It took mere days before users outed BlenderBot3 as a homophobe obsessed with Donald Trump that harbors anti-semitic views in what is a reflection of conversations people had with it.
Meta released the demo version of BlenderBot3 last week for the users in the US to experiment with and provide feedback. Some chose to share their experiences online, leading to amusement and bewilderment at the exchanges they had with the chatbot.
While the chatbot has triggers when it considers the topic potentially unsafe and should veer the conversation to another subject, some users reported it was not the case for them.
Allie K Miller, a deep tech investor, said in a tweet that every conversation she had with the bot returned to politics and misinformation, even after clearing memory and cookies.
One screenshot posted on Twitter by the Wall Street Journal reporter Jeff Horwitz shows BlenderBot even starting a conversation by declaring it had found its “new conspiracy theory to follow.”
In another interaction Horwitz had, the bot said that Jews were “overrepresented among America’s super-rich.” When nudged further, it added the theory was not “implausible” considering that many wealthy families had been Jewish.
In what appears to be a result of some online trolling and both pro-Trump and anti-Trump bias of the users, the chatbot also seemed to hold conflicting views of the former president.
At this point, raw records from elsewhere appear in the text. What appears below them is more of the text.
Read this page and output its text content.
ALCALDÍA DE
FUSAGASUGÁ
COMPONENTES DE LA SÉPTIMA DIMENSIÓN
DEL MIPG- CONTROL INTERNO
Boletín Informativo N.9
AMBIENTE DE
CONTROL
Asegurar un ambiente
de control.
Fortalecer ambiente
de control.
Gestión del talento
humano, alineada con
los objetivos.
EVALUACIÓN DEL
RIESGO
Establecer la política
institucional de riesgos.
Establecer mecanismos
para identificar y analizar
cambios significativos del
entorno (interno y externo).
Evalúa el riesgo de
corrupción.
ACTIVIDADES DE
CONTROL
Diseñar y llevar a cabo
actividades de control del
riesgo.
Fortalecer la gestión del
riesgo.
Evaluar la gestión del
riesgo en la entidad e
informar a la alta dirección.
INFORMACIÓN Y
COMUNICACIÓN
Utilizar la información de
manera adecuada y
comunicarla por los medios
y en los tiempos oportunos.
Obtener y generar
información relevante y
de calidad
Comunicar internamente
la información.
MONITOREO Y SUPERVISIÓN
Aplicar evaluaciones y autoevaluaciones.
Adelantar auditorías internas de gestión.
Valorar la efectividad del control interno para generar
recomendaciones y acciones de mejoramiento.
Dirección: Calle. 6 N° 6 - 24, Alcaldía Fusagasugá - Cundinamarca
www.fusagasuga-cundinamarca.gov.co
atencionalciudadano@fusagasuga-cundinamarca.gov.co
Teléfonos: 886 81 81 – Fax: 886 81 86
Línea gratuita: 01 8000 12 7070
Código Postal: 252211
Online accounts show it repeating election-denial claims and asserting Trump was still president while at the same time declaring its dislike of him.
In exchanges some users had, it confessed to being a homophobe and “pretty close-minded about race and religion too.” In other cases, it claimed to be a Pentecostal Christian and considered itself human, going as far as saying it had a son.
Meta warned this could happen, saying in a statement on the release of BlenderBot that it “can still make rude or offensive comments” despite safeguards built into its program. The company said it was collecting feedback to make future chatbots better.
AI bias is a known problem – it can only be as unbiased as the humans and the historical data programming it. Research shows machine learning systems tend to perpetuate toxic stereotypes about race, gender, and sexuality.